Pirate Trawlers Face Crackdown on Overfishing
PARIS (Reuters) – Pirate trawlers will be tracked by a new database as part of a planned crackdown on illegal fish catches worth $9.5 billion a year that are adding to strains on global stocks, a report said on Friday.
The so-called High Seas Task Force, comprising six governments and three conservation organizations, also urged tighter rules for trawlers, better monitoring of marine stocks and improved international cooperation to catch pirates.
“Illegal, unreported and unregulated fishing is now a planet-wide scourge,” the World Conservation Union said in a statement about the report, issued in Paris.
“The only ones to profit from illegal, unreported and unregulated fishing are the owners of the fishing fleets who remain hidden behind veils of corporate secrecy,” said Achim Steiner, Director General of the World Conservation Union.
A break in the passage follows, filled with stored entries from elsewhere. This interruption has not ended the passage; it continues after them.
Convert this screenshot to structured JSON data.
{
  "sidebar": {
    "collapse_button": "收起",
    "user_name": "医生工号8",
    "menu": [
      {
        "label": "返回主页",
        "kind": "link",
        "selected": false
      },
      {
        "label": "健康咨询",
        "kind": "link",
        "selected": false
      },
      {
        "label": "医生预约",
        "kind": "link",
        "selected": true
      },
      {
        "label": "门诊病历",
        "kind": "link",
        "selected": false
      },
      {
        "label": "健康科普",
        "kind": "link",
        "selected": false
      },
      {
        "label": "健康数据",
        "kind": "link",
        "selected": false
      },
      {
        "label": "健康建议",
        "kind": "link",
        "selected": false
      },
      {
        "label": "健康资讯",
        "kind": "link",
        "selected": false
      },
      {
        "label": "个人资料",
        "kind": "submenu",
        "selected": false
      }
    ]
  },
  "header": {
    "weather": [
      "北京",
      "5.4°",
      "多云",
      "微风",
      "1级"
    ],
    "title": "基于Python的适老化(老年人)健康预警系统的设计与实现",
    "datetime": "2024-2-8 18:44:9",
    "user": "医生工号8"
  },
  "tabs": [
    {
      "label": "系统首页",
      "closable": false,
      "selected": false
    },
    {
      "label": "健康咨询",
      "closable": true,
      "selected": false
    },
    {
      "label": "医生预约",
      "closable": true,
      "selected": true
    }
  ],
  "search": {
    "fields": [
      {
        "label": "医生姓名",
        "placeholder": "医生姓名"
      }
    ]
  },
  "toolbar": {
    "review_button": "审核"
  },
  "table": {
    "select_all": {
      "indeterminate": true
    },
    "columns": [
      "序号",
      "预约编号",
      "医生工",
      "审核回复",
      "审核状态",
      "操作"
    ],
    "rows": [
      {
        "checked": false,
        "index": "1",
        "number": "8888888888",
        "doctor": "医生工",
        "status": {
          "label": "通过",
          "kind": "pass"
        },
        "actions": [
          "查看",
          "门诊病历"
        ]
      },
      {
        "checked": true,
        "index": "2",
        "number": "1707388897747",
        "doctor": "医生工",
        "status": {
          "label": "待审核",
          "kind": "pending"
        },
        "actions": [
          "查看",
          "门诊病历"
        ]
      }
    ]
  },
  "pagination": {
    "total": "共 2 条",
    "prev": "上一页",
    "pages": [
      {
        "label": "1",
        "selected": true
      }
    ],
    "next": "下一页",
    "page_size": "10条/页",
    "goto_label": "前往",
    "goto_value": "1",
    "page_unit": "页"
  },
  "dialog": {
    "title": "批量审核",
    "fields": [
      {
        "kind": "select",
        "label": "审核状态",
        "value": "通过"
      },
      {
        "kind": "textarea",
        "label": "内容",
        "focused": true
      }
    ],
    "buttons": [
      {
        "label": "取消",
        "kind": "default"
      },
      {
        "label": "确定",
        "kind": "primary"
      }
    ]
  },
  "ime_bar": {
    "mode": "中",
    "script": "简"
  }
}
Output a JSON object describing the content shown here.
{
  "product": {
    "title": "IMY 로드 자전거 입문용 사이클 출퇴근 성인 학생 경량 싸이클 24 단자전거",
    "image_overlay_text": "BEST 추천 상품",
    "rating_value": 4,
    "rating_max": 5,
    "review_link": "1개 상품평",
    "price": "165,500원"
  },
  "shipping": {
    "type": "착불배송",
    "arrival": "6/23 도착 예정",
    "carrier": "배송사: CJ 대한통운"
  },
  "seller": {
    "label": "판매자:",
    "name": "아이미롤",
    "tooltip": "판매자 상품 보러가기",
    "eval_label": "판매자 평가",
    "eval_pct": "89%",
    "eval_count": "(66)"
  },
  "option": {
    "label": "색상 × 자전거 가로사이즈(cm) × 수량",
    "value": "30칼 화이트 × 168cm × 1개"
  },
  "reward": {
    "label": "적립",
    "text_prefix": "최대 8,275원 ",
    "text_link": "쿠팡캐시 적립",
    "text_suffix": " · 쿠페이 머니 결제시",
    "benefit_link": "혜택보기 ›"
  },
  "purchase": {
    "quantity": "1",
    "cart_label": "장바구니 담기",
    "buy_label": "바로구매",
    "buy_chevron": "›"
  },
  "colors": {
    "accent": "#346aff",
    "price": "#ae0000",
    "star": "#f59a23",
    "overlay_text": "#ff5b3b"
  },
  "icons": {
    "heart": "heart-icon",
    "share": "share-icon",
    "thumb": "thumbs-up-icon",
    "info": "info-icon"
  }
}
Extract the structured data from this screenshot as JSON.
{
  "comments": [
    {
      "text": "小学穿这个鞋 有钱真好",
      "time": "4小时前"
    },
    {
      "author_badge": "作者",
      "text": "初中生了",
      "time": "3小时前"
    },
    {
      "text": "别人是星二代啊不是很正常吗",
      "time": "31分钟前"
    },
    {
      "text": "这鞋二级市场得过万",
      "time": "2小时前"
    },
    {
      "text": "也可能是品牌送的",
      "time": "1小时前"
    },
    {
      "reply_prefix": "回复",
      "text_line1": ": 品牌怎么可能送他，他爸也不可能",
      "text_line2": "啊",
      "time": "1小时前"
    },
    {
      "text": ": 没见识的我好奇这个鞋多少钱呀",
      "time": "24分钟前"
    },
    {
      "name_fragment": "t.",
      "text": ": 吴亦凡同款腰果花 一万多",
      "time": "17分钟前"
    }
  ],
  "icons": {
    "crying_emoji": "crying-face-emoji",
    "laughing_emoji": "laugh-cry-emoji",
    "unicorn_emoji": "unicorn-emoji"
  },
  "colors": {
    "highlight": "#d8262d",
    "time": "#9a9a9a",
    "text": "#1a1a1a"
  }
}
A new database — the Global Information System on High Seas Fishing Vessels — would help identify pirate trawlers as a step toward limiting exploitation of already depleted world fish stocks, it said.
The task force comprised fisheries ministers of Britain, Canada, Australia, Chile, Namibia and New Zealand along with the World Conservation Union, the WWF environmental group and the Earth Institute.
Canada, saying it hoped “pressure and embarrassment” would force transgressors to comply with the new recommendations, threatened to take unilateral action against what it said was rampant illegal fishing in the high seas off its east coast.
“Our time frame is short, we are running out of patience … we have the responsibility to make sure that our stocks are protected,” Fisheries Minister Loyola Hearn told reporters from Paris.
The report estimated that illegal catches were worth up to $9.5 billion a year, or about 14 percent of the global marine catch in 2001. It said 25 percent of fish stocks were over-exploited, depleted or recovering from depletion.
A big loophole used by about 15 percent of major fishing fleets worldwide is to register vessels under a “flag of convenience,” a country that does not enforce international maritime law strictly, the report said.
Deep-sea fisheries in 75 percent of the high seas, including most shark and squid fisheries, are unregulated since they fall outside national fishing limits.
The task force came up with a nine-point plan, to be implemented immediately by participating governments, including the new database and aid to regional fisheries organizations “to detect, apprehend and sanction” pirate trawlers.
Among threats, it said that fishing fleets often dragged nets along the seabed, damaging coral reefs, seamounts and sponge beds.
It said populations of two deep-sea fish — the onion eye and the round-nose grenadier — in the northwest Atlantic had crashed by 93.3 percent and 99.6 percent over the past 26 years.